I don’t like heights, so when a chairlift abruptly stops, and that sense of falling but not falling kneads the diaphragm, and while swinging, one eyes the snowy spot below of last conscious thought—the illusive cocoon of nestling security shatters.
So it is with this virus. I feel as if I am swinging back and forth on that chairlift—suddenly stopped, swinging perilously, not knowing.
Surgery is a rhythm sport— my crew and I clicking along with the ease of years of refining repetition. Stopped now, except for urgent (cancer) or emergent (trauma) procedures.
My partner Steve and I run a small business with a breathtaking overhead, as do many of you. What of single moms scraping by from paycheck to paycheck?
I don’t feel personally threatened. Hopefully 40 years of exposure to the nastiest bugs has hardened me, but we reconstruct older, compromised patients. My unease is for them.
I share a symptom with many of you—anxiety. I have a daughter in Cincinnati taking care of super sick kids; another locked down in Chicago, a son in Seattle.

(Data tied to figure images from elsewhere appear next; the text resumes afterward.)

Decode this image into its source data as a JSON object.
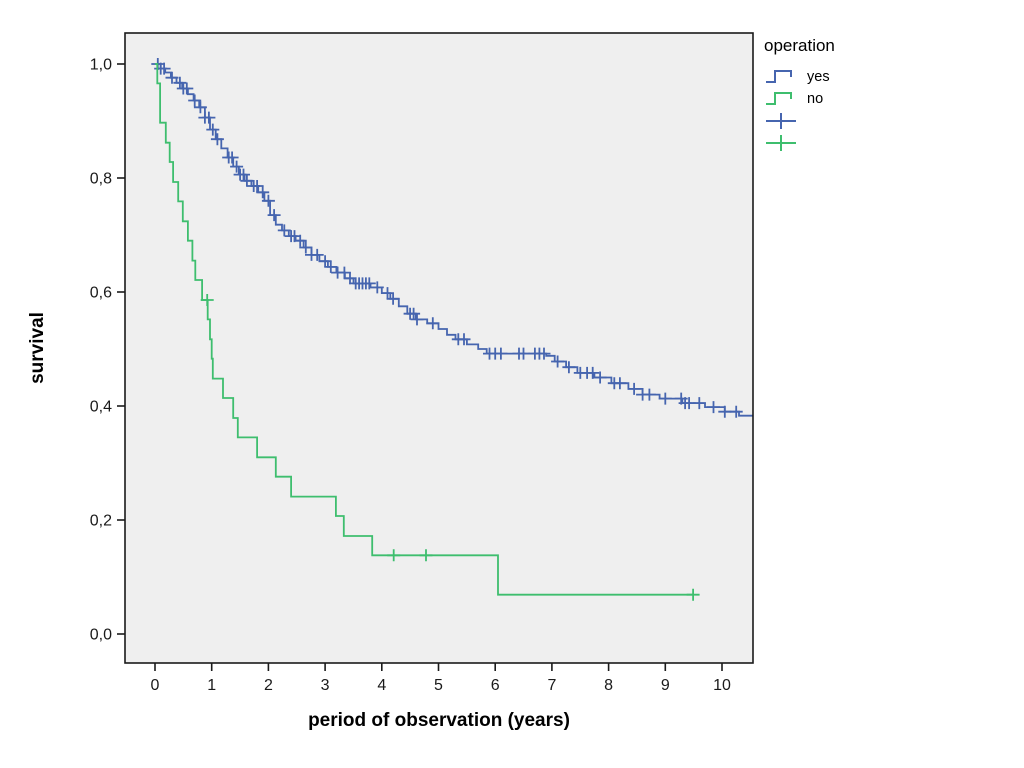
{
  "chart_data": {
    "type": "line",
    "subtype": "kaplan-meier-step",
    "title": "",
    "xlabel": "period of observation (years)",
    "ylabel": "survival",
    "xlim": [
      -0.55,
      10.55
    ],
    "ylim": [
      -0.05,
      1.05
    ],
    "grid": false,
    "plot_bg": "#EFEFEF",
    "frame_color": "#1a1a1a",
    "text_color": "#1a1a1a",
    "x_ticks": [
      {
        "label": "0",
        "value": 0
      },
      {
        "label": "1",
        "value": 1
      },
      {
        "label": "2",
        "value": 2
      },
      {
        "label": "3",
        "value": 3
      },
      {
        "label": "4",
        "value": 4
      },
      {
        "label": "5",
        "value": 5
      },
      {
        "label": "6",
        "value": 6
      },
      {
        "label": "7",
        "value": 7
      },
      {
        "label": "8",
        "value": 8
      },
      {
        "label": "9",
        "value": 9
      },
      {
        "label": "10",
        "value": 10
      }
    ],
    "y_ticks": [
      {
        "label": "0,0",
        "value": 0.0
      },
      {
        "label": "0,2",
        "value": 0.2
      },
      {
        "label": "0,4",
        "value": 0.4
      },
      {
        "label": "0,6",
        "value": 0.6
      },
      {
        "label": "0,8",
        "value": 0.8
      },
      {
        "label": "1,0",
        "value": 1.0
      }
    ],
    "legend": {
      "title": "operation",
      "position": "right",
      "items": [
        {
          "label": "yes",
          "symbol": "step-line",
          "series": 0
        },
        {
          "label": "no",
          "symbol": "step-line",
          "series": 1
        },
        {
          "label": "",
          "symbol": "censor-plus",
          "series": 0
        },
        {
          "label": "",
          "symbol": "censor-plus",
          "series": 1
        }
      ]
    },
    "series": [
      {
        "name": "yes",
        "color": "#4665AF",
        "end_x": 10.55,
        "steps": [
          [
            0.0,
            1.0
          ],
          [
            0.1,
            0.992
          ],
          [
            0.18,
            0.985
          ],
          [
            0.28,
            0.976
          ],
          [
            0.38,
            0.967
          ],
          [
            0.48,
            0.957
          ],
          [
            0.58,
            0.947
          ],
          [
            0.68,
            0.936
          ],
          [
            0.78,
            0.924
          ],
          [
            0.88,
            0.906
          ],
          [
            0.97,
            0.885
          ],
          [
            1.07,
            0.868
          ],
          [
            1.17,
            0.852
          ],
          [
            1.28,
            0.836
          ],
          [
            1.38,
            0.82
          ],
          [
            1.48,
            0.806
          ],
          [
            1.58,
            0.795
          ],
          [
            1.7,
            0.786
          ],
          [
            1.82,
            0.775
          ],
          [
            1.93,
            0.76
          ],
          [
            2.03,
            0.735
          ],
          [
            2.13,
            0.718
          ],
          [
            2.24,
            0.708
          ],
          [
            2.36,
            0.698
          ],
          [
            2.48,
            0.69
          ],
          [
            2.62,
            0.678
          ],
          [
            2.76,
            0.665
          ],
          [
            2.9,
            0.654
          ],
          [
            3.05,
            0.644
          ],
          [
            3.2,
            0.634
          ],
          [
            3.35,
            0.624
          ],
          [
            3.5,
            0.615
          ],
          [
            3.8,
            0.608
          ],
          [
            4.0,
            0.598
          ],
          [
            4.15,
            0.588
          ],
          [
            4.3,
            0.575
          ],
          [
            4.45,
            0.562
          ],
          [
            4.6,
            0.552
          ],
          [
            4.8,
            0.545
          ],
          [
            5.0,
            0.535
          ],
          [
            5.15,
            0.525
          ],
          [
            5.3,
            0.517
          ],
          [
            5.5,
            0.508
          ],
          [
            5.7,
            0.5
          ],
          [
            5.85,
            0.492
          ],
          [
            6.9,
            0.488
          ],
          [
            7.05,
            0.478
          ],
          [
            7.25,
            0.468
          ],
          [
            7.45,
            0.458
          ],
          [
            7.75,
            0.45
          ],
          [
            8.05,
            0.44
          ],
          [
            8.35,
            0.43
          ],
          [
            8.6,
            0.42
          ],
          [
            8.9,
            0.413
          ],
          [
            9.3,
            0.405
          ],
          [
            9.7,
            0.398
          ],
          [
            10.05,
            0.39
          ],
          [
            10.3,
            0.383
          ]
        ],
        "censored_x": [
          0.05,
          0.1,
          0.16,
          0.3,
          0.44,
          0.5,
          0.56,
          0.7,
          0.8,
          0.88,
          0.95,
          1.02,
          1.1,
          1.3,
          1.36,
          1.44,
          1.5,
          1.56,
          1.62,
          1.74,
          1.8,
          1.9,
          2.0,
          2.1,
          2.28,
          2.4,
          2.46,
          2.56,
          2.66,
          2.76,
          2.86,
          3.0,
          3.1,
          3.22,
          3.34,
          3.44,
          3.54,
          3.6,
          3.66,
          3.72,
          3.78,
          3.92,
          4.1,
          4.2,
          4.5,
          4.56,
          4.62,
          4.9,
          5.35,
          5.45,
          5.9,
          6.0,
          6.1,
          6.42,
          6.5,
          6.7,
          6.78,
          6.86,
          7.1,
          7.3,
          7.5,
          7.62,
          7.72,
          7.85,
          8.1,
          8.2,
          8.45,
          8.6,
          8.72,
          9.0,
          9.28,
          9.35,
          9.42,
          9.6,
          9.85,
          10.05,
          10.25
        ]
      },
      {
        "name": "no",
        "color": "#3EBE6E",
        "end_x": 9.49,
        "steps": [
          [
            0.0,
            1.0
          ],
          [
            0.04,
            0.966
          ],
          [
            0.09,
            0.897
          ],
          [
            0.19,
            0.862
          ],
          [
            0.26,
            0.828
          ],
          [
            0.32,
            0.793
          ],
          [
            0.41,
            0.759
          ],
          [
            0.49,
            0.724
          ],
          [
            0.58,
            0.69
          ],
          [
            0.66,
            0.655
          ],
          [
            0.71,
            0.621
          ],
          [
            0.83,
            0.586
          ],
          [
            0.93,
            0.552
          ],
          [
            0.97,
            0.517
          ],
          [
            1.0,
            0.483
          ],
          [
            1.02,
            0.448
          ],
          [
            1.2,
            0.414
          ],
          [
            1.38,
            0.379
          ],
          [
            1.46,
            0.345
          ],
          [
            1.8,
            0.31
          ],
          [
            2.13,
            0.276
          ],
          [
            2.4,
            0.241
          ],
          [
            3.19,
            0.207
          ],
          [
            3.33,
            0.172
          ],
          [
            3.83,
            0.138
          ],
          [
            6.05,
            0.069
          ]
        ],
        "censored_x": [
          0.92,
          4.21,
          4.78,
          9.49
        ]
      }
    ]
  }
}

The “click bait” national news barkers, huddled nastily in their ideological corners, do not improve the situation. No stronger argument for the preservation of local newspapers could be made.
I did not realize how long it takes to come up with a vaccine. Even if you break every rule in the ethical book, best-case scenario is a year.
I agree with all the draconian “lockdown” measures we are all enduring, but I don’t think this virus is the “Big One”, based on its arc in China.
I will follow the rules, keep my distance, care for those who need it, and not look at anything with numbers in it. Once a day, privately, for ten minutes, I will freak out, then be done with it. It is a time for strength and composure and equanimity.
Although it is cold on the chairlift now, it will quit swinging, and the ride will resume.